After being diagnosed with MND some people are forced into retirement as the disease no longer allows them to continue to work. However some people can continue to work and want to continue working. One of the most worrying things when diagnosed is thinking about how we will cope financially. There are sources of help when you are either looking for help to continue working or wanting to find out about what benefits are available.
HELP IN THE WORKPLACE
Employers must make reasonable adjustments to make sure that workers with disabilities, physical or mental health conditions are not significantly disadvantaged when doing their jobs. This applies to all workers and includes apprentices, trainees, contract workers and business partners. Some examples of reasonable adjustments are making physical changes to the workplace such as installing a ramp for a wheelchair user or installing an audio-visual fire alarm for a deaf person. Other examples are changing equipment such as providing a special keyboard for anyone with problems with their hands and allowing employees who become disabled to have a phased returned to work including flexible hours or part time working. You can get advice on reasonable adjustments from the Disability Employment adviser at your local Jobcentre Plus office.
ACCESS TO WORK
You can apply for access to work if you need extra help. Access to work is devised to help you get work or stay in work if you have a physical or mental health condition or disability. The support you get will depend on your individual needs. Through access to work you can, for example, apply for financial grants to pay for practical support with your work, get money to pay for communication support at job interviews and receive support managing your mental health at work. Examples of grants that you can get are to help with things like adaptation to your vehicle so that you can get to work, taxi fares or a support worker if you cannot use public transport or BSL interpreters lip readers. Your workplace includes your home if you work from there some or all the time. Earnings are not considered and if you get access to work grants it won’t affect any other benefits you get and you will not have to pay it back. You or your employer may need to pay upfront for some things and claim them back later.
To access this type of support you need to have a physical or mental health condition or disability that means you need to support either to do your job or to get to and from work. You need to be 16 or over and be in paid work or need be about to start or return to paid work within the next 12 weeks and you need to live and work in England Scotland or Wales. There is a different system in Northern Ireland. There are different eligibility criteria if you need communication support for a job interview. This applies to people with disabilities, illnesses or health conditions that mean you need to support you to do your job please see the link below for examples. You need to have a paid job or to be about to start a return to one, it can be full time or part time please see the link below for some things are included. You cannot get access to work for voluntary work. You can get access to work alongside benefits if you work for more than one hour per week. You can get assets to work and ESA at the same time if you work less than 16 hours a week. There are rules about working whilst claiming ESA and you can ask your work coach for advice and support. If you’re not sure that you’re eligible you can call the Access to Work helpline.
Telephone number 0800 121 7479
The MND association offers some good advice and benefits that you can apply for, including Universal Credit and disability benefits, such as Personal Independence Payments (PIP) Attendance Allowance and Carers Allowance.
MND Benefits Advice
Telephone number 0808 801 0620
Universal Credit is a payment to help with your living costs. It’s paid monthly – or twice a month for some people in Scotland. You may be able to get it if you’re on a low income, out of work or you cannot work.

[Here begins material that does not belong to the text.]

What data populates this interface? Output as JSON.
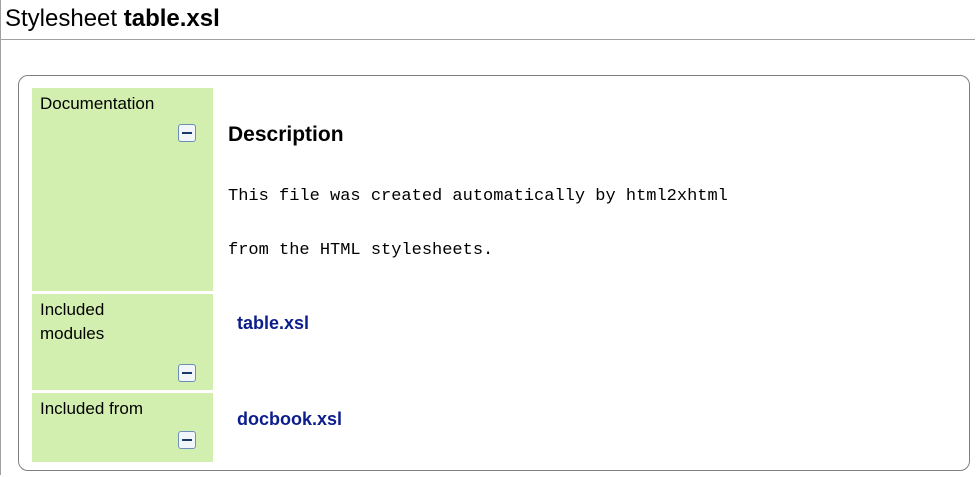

To get PIP you must find it hard to do everyday tasks or get around because of a physical or mental condition. You must have found these things hard for 3 months and expect them to continue to be hard for another 9 months. With terminal illnesses such as MND there are different rules and processes. you’re already getting PIP, it will continue when you reach State Pension age.
Attendance Allowance is available if you are state pension age. It is used for help with extra costs if you have a disability severe enough that you need someone to help look after you.
Carer’s Allowance is a benefit for people who are giving regular and substantial care to disabled people. Carer’s Allowance is a taxable benefit and forms part of your taxable income.